To get concrete we took a hard look at the tests for the NerdDinner sample application. In there we found most of the problems listed above, which begs the question given that we where taking over maintainance and future development of NerdDinner how would we proceed with regard to the tests. Clearly the existing tests are not at a quality level that would allow us to have confidence in the changes to NerdDinner we make just based on the tests running. On the other hand they do cover about a third of the code, and most of them do assert stuff. So if one of them was to break that likely indicates a problem.
The discussion during the workshop seemed to divide people into two camps: One that said, that these test are not worth carrying forward because they will require maintainance while not providing any real value as regressions guards or as specifications. The other camp said, keep them and incrementally improve or delete them, keeping in mind that we dont know how valid the individual tests are.

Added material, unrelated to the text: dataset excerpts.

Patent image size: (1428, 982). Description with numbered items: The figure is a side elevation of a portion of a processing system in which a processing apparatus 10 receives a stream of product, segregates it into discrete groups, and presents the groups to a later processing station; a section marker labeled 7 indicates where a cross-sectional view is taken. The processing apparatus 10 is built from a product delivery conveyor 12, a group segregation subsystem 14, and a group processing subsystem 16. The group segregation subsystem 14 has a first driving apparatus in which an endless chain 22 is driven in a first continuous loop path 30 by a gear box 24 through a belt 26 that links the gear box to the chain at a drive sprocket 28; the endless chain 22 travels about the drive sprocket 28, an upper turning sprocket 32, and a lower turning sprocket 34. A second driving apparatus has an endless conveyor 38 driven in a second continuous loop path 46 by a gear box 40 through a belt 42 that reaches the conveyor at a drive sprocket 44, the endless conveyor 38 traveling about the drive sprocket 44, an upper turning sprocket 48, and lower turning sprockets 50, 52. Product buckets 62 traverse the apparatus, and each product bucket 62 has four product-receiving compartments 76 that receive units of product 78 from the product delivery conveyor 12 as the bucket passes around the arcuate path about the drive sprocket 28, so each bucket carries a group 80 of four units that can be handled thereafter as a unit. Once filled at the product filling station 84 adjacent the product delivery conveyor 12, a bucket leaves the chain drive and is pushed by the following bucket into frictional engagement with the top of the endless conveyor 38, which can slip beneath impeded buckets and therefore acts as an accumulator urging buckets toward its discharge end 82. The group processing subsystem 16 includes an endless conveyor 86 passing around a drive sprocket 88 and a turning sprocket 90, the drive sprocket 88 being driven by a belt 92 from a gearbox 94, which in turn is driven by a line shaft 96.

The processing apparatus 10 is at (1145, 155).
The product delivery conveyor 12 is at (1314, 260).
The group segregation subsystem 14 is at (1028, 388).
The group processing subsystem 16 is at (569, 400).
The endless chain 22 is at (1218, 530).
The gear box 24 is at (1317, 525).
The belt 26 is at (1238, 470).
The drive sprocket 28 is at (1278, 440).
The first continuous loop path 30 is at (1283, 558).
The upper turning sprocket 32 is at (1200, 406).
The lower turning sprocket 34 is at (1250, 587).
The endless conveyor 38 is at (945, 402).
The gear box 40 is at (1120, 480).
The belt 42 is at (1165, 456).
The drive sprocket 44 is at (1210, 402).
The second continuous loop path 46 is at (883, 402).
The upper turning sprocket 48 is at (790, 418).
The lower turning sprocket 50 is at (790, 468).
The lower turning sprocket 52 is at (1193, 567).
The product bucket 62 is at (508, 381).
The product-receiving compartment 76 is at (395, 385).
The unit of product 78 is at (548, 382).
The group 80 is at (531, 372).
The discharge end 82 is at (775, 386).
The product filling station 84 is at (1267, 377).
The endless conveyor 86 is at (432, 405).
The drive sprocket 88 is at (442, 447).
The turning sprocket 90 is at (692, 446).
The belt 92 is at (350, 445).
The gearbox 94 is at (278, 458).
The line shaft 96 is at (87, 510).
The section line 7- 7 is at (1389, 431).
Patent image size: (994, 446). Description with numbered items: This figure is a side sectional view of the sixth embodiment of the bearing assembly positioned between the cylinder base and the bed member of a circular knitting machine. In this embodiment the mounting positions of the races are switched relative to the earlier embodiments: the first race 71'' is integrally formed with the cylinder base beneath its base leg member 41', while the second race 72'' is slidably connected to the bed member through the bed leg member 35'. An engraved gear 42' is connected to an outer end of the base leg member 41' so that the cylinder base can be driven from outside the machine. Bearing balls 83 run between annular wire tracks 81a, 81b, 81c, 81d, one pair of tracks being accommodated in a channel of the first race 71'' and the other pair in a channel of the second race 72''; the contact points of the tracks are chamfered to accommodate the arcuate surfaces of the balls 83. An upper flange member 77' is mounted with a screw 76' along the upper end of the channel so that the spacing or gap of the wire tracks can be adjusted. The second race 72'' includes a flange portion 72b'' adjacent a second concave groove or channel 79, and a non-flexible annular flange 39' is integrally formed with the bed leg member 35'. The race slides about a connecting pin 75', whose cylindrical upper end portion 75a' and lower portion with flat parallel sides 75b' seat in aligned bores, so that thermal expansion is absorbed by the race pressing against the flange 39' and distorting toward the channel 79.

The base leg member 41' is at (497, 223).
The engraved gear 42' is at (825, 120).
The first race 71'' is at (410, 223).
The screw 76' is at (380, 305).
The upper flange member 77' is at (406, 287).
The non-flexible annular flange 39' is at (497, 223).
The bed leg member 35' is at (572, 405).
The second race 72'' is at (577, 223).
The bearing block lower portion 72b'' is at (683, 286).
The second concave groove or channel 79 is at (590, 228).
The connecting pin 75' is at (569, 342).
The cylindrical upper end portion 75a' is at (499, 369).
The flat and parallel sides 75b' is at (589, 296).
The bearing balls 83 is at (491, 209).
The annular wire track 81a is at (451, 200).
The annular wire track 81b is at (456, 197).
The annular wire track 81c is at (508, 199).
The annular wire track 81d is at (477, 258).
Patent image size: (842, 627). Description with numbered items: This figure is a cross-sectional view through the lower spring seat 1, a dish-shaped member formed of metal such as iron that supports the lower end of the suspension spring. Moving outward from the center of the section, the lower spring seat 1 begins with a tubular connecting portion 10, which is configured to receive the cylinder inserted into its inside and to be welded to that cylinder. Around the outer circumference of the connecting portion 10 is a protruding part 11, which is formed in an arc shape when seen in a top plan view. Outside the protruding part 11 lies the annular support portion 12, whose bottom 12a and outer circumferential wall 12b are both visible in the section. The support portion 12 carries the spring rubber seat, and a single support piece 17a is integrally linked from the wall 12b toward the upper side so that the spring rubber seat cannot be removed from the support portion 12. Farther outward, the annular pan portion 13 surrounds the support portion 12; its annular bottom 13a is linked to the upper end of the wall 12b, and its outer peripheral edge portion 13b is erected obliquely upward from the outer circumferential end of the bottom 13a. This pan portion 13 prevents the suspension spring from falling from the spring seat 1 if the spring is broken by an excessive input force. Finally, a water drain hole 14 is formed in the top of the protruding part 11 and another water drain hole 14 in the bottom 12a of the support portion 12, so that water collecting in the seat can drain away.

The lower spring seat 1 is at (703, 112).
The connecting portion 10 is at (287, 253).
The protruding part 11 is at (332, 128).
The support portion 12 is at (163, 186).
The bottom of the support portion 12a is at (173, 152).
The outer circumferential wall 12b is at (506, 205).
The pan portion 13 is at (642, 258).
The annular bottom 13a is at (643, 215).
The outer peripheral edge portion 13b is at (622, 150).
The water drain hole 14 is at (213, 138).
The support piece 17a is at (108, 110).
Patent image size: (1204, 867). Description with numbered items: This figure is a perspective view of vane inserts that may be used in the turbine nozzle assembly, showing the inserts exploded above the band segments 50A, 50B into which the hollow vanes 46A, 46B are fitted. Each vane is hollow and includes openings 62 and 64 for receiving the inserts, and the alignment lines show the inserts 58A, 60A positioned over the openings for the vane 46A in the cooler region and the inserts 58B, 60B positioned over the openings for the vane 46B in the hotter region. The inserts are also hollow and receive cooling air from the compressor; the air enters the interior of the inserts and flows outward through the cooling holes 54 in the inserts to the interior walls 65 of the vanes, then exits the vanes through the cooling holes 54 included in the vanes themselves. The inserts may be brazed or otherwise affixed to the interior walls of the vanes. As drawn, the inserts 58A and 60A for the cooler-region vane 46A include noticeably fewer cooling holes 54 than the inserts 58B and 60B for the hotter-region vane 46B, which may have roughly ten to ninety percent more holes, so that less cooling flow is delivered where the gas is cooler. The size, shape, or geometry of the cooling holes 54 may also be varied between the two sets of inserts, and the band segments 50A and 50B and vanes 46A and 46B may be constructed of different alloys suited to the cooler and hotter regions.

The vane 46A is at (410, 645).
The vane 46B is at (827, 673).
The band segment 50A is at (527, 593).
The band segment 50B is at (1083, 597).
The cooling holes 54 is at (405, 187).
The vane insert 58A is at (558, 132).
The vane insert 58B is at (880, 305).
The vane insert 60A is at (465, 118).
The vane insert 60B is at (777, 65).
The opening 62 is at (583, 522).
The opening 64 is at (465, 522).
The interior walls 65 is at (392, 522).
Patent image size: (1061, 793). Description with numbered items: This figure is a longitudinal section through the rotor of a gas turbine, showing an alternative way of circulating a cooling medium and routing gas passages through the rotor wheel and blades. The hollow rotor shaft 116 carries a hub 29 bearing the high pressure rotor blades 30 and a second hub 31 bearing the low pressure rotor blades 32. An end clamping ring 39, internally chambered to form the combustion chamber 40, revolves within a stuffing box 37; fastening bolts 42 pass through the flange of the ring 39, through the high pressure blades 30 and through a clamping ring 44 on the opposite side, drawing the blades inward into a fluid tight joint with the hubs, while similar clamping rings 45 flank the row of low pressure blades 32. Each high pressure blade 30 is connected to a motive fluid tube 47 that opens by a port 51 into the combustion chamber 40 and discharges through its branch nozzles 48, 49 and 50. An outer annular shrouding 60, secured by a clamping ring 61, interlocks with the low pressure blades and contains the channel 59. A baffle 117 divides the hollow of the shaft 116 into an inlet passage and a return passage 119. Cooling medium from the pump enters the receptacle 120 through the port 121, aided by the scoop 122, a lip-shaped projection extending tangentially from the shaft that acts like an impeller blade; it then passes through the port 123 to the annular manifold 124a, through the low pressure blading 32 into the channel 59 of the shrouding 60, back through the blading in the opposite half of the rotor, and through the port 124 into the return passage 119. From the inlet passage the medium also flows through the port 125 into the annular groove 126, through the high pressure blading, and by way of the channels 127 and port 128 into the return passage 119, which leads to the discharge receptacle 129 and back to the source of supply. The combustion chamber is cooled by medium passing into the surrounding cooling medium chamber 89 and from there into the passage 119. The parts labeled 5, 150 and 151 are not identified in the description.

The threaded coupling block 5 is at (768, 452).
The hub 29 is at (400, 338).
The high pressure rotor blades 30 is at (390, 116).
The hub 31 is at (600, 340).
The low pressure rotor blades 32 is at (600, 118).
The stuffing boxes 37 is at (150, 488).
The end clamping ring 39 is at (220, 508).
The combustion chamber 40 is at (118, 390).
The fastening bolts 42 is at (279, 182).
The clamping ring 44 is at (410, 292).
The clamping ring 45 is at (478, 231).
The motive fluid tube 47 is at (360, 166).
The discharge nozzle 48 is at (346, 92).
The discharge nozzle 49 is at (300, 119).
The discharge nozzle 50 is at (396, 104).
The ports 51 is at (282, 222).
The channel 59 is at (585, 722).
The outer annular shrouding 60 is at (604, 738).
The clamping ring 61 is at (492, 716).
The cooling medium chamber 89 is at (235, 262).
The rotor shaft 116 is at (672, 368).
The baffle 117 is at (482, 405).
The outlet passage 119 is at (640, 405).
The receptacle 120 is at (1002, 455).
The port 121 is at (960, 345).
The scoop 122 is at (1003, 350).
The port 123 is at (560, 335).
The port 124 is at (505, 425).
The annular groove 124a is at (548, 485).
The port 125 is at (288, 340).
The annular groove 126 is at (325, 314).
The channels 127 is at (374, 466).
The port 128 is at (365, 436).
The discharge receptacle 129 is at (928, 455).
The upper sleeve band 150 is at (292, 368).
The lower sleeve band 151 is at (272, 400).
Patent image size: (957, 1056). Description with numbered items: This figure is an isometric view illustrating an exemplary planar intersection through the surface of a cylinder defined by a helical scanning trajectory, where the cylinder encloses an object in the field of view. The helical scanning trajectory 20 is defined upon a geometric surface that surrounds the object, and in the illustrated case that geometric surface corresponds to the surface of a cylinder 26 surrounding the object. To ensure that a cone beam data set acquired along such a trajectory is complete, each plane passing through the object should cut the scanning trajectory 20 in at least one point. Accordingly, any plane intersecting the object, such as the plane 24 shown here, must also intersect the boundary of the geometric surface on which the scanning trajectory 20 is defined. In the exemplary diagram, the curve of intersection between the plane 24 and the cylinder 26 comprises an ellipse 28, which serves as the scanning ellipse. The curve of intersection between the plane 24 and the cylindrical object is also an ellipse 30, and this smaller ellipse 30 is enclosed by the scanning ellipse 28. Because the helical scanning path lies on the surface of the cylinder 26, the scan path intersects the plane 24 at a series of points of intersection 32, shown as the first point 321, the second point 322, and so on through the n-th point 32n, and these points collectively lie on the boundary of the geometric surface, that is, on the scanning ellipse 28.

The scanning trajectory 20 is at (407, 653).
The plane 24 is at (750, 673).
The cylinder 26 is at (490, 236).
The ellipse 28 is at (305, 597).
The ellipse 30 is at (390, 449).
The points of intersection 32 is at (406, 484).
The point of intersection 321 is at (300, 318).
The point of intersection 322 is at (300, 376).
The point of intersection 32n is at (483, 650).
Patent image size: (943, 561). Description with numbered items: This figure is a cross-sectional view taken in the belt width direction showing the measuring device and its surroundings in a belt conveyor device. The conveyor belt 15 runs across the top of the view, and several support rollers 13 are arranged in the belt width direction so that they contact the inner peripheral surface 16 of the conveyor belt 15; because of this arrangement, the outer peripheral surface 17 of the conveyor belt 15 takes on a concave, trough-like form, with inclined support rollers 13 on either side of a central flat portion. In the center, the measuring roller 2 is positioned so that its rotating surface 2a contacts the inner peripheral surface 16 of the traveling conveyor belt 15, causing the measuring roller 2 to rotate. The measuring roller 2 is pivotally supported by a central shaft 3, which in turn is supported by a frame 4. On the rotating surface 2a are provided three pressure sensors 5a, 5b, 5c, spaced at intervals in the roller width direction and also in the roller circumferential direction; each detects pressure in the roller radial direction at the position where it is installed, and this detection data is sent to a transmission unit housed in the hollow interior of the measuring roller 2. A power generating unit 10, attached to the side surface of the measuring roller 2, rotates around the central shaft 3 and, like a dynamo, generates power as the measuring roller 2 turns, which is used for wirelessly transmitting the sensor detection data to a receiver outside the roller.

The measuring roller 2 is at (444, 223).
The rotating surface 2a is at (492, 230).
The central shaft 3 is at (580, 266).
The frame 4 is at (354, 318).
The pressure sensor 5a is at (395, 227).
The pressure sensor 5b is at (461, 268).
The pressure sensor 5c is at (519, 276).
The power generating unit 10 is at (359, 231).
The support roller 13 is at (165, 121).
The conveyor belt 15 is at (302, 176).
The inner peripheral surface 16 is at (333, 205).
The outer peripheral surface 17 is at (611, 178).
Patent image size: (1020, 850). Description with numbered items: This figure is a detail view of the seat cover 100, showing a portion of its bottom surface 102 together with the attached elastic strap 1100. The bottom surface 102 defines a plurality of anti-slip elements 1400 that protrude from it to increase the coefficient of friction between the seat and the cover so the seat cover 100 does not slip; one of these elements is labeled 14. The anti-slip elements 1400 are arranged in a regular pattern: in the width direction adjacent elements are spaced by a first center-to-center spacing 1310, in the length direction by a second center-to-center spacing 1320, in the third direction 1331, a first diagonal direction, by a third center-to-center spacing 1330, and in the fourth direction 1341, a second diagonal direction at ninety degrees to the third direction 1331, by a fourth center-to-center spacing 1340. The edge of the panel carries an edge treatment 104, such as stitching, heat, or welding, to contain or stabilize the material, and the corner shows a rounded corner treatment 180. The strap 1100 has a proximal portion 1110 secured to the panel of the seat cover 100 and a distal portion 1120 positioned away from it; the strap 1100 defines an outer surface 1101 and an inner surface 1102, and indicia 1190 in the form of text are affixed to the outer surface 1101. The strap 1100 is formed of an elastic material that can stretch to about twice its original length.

To sum up the main points I got from the throw the test away camp were:
- Since coverage is way too low, we're better off with a small number of broad acceptance tests. We can write those in the initial iteration, where we need to familiarize ourselves with the code base anyway.
- Tests that don't assert much just gives us false confidence, so they are a liability that we don't want to keep them around.
- Tests that don't work as specifications are mainly a confusion to us, because we don't have access to the people that wrote, and consequently can't find out what the purpose of those tests was.
- It's simply quicker to write a bunch of exploratory tests, than it is to try to understand and maintain the existing ones.
- Even though there are problems with the tests, each of them were written with some sort of a goal in mind. As such we suspect that they can point out something we haven't realized yet.
- The tests are just another part of the code base, and as such it's natural that we will have to refactor - and improve - them over time.
- We can put the legacy tests in some kind of a quarantine, where we keep running them but don't necessarily trust them, and when one breaks we take look at it and then decide to either delete the test or fix it and move it from the quarantined suite to our normal test suite.
- The Boy Scout Rule applies to tests as well. Use that as the discipline to incrementally improve the tests.